Electricity company Ontario Power Generation (OPG) also knew what it was getting when it hired Microsoft last September to provide an REJ study on its planned Windows upgrade.
The Business Value Group at Microsoft has been performing REJ analyses for customers for the past two-and-a-half years, even though Microsoft only recently began marketing actively its REJ service.
In undertaking an REJ analysis, Microsoft first assigns one or more of its consulting partners to the case. The partners conduct interviews with top executives and decision-makers. Questions focus on where the company is today, technology-wise, and where they want it to be in 18 to 36 months. The partners apply standard metrics—net present value, internal rate of return, economic value add, and the like—to calculate returns.
OPG "went in with very low expectations," says Syed Mir, vice president of electricity production and corporate systems. "We thought it [REJ] would be a Microsoft sales pitch."

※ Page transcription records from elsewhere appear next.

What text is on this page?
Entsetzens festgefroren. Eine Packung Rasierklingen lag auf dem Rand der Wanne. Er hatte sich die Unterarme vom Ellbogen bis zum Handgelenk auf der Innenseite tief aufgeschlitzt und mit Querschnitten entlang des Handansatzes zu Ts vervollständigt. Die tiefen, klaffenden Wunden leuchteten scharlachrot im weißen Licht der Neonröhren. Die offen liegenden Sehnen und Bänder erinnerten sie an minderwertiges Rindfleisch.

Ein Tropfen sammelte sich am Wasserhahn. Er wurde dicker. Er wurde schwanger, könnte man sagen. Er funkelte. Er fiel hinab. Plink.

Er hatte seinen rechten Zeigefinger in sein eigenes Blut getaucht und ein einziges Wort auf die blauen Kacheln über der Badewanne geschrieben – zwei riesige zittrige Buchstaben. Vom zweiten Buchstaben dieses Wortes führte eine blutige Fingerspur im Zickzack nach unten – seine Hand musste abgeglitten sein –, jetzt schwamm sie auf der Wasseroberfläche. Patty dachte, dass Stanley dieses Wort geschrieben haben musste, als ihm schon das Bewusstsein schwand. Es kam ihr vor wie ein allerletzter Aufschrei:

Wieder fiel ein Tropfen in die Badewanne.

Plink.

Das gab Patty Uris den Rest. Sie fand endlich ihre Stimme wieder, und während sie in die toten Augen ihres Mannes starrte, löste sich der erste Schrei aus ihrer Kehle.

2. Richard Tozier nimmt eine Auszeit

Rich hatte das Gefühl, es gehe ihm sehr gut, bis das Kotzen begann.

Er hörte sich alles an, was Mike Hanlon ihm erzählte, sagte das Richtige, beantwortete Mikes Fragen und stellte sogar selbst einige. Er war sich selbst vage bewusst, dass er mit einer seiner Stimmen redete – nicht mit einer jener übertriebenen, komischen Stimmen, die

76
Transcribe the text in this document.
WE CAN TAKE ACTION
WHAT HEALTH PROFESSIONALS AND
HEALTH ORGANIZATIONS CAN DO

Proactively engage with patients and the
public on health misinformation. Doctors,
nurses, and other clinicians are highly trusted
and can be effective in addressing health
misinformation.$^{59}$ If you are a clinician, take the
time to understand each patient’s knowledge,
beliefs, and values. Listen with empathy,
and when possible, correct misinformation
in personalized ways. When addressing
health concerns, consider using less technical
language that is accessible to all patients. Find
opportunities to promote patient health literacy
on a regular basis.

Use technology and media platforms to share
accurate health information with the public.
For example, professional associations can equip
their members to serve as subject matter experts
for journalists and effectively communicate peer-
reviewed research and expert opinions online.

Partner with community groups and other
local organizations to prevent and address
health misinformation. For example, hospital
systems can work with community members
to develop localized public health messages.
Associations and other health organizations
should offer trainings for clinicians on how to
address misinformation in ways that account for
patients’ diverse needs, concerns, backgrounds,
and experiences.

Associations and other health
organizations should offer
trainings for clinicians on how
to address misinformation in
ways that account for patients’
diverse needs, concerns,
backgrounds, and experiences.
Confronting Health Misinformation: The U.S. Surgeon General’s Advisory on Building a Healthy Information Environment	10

At first, it looked as if Mir's fears were justified. Microsoft's initial REJ results were too high because it overestimated the intangible savings OPG could expect from factors such as ease-of-use and laptop connectivity improvements, Mir says. But Microsoft made a second pass at the study, at OPG's request. The conditions: If Microsoft could make a case for upgrading to Windows XP operating system on the client computers and Windows 2000 on the server, relying purely on hard-dollar savings, the utility would go with Microsoft's upgrade proposal.
Microsoft's REJ analysis showed that by using a combination of XP and Windows 2000, OPG could squeeze its 55 mail servers down to 15 and reduce its number of domain servers from six to one. Also, by leapfrogging Windows 2000 on the desktop and upgrading immediately to XP, OPG could realize substantial savings, according to the REJ analysis. Microsoft found that OPG could achieve 20% ROI after three years by upgrading once instead of twice on the desktop side, Mir says.
"It would have taken us six months to a year longer to buy in on our upgrade plan without REJ," Mir says. For us, "it was a fast-track mechanism."